Since The Land Before Time was entirely devoid of romance (children and different species, not much to go off of), I will gladly take this time to discuss the "romance" in this flick. Yes, there is a tad bit of romantic possibility in ADGTH. Unfortunately it's kind of as substantial as Justin's flirting with Mrs. Brisby (grrrr) and Tony and Bridget's disgustingly fast union. Towards the end, Charlie and Anne-Marie visit a collie named Flo (voiced by Loni Anderson, Burt Reynolds's then wife). It's revealed that Charlie isn't a total drinking, gambling jerk. He takes time to visit with the Skittle puppies that Flo takes care of. (They're not hers though! Oh no! Our adult heroine must be pure if she is to be with our hero!)
There's a possibility... |
Anyway, they could be "just friends" and more power to the producers for showing an entirely platonic relationship between a single adult female and a single adult male. But if you ask me, there's just a little too much flirtation between the two. However, nothing comes of it...ever. In the theatrically released (no shit!) sequel, Charlie hooks up with some other bitch and Flo is no where to be found.

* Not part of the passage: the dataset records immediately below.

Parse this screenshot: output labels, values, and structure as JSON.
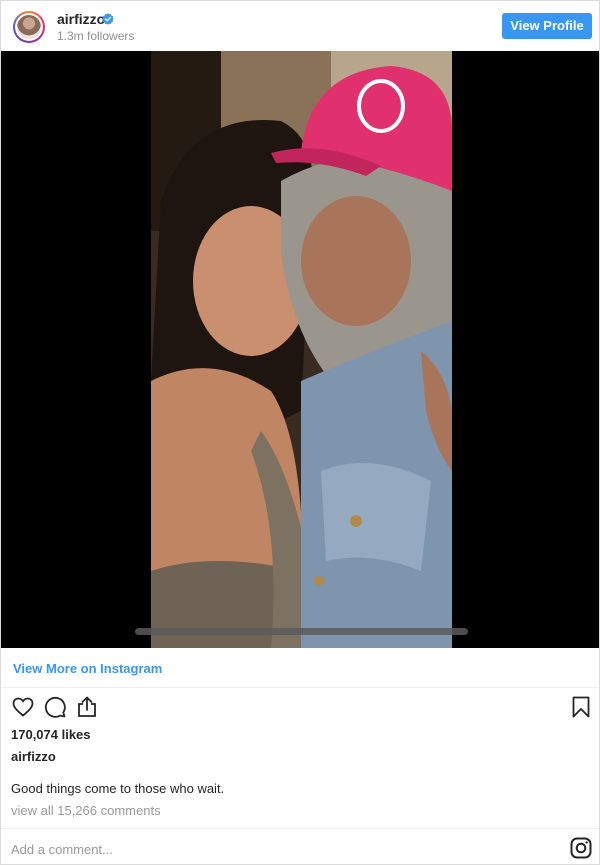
{
  "header": {
    "username": "airfizzo",
    "followers": "1.3m followers",
    "view_profile_label": "View Profile",
    "verified_color": "#3897f0"
  },
  "media": {
    "type": "video",
    "description_icon": "photo"
  },
  "links": {
    "view_more": "View More on Instagram"
  },
  "actions": {
    "icons": [
      "heart-icon",
      "comment-icon",
      "share-icon",
      "bookmark-icon"
    ]
  },
  "post": {
    "likes": "170,074 likes",
    "caption_user": "airfizzo",
    "caption": "Good things come to those who wait.",
    "view_comments": "view all 15,266 comments"
  },
  "comment_box": {
    "placeholder": "Add a comment..."
  },
  "colors": {
    "accent": "#3897f0",
    "text": "#262626",
    "muted": "#999999"
  }
}
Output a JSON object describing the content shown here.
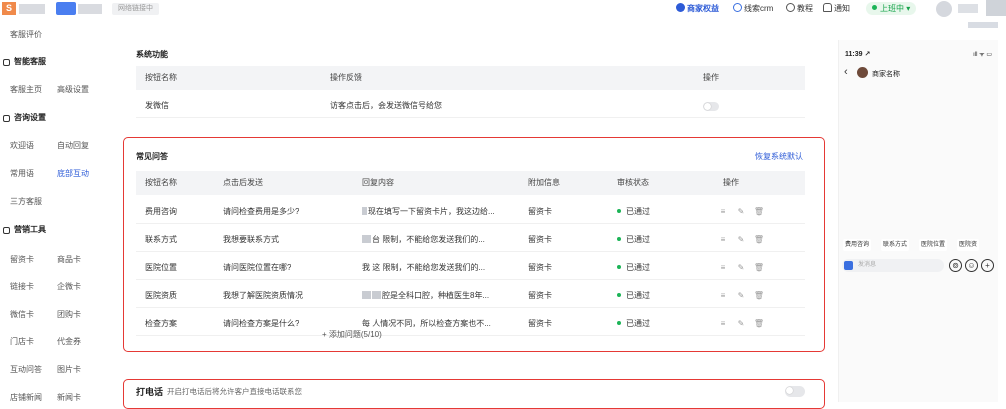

In conclusion, All Dogs Go to Heaven has its moments of utter irritation (which for my sanity, I've avoided blogging about) but also posesses moments of tenderness. The originality of the film makes me appreciate it (not like it, appreciate it) more than the others so far. Don't get me wrong, if I had to pick one to watch in my leisure time, this wouldn't be it, but for the sake of its originality, I actually understand the nostalgic fuss over this one.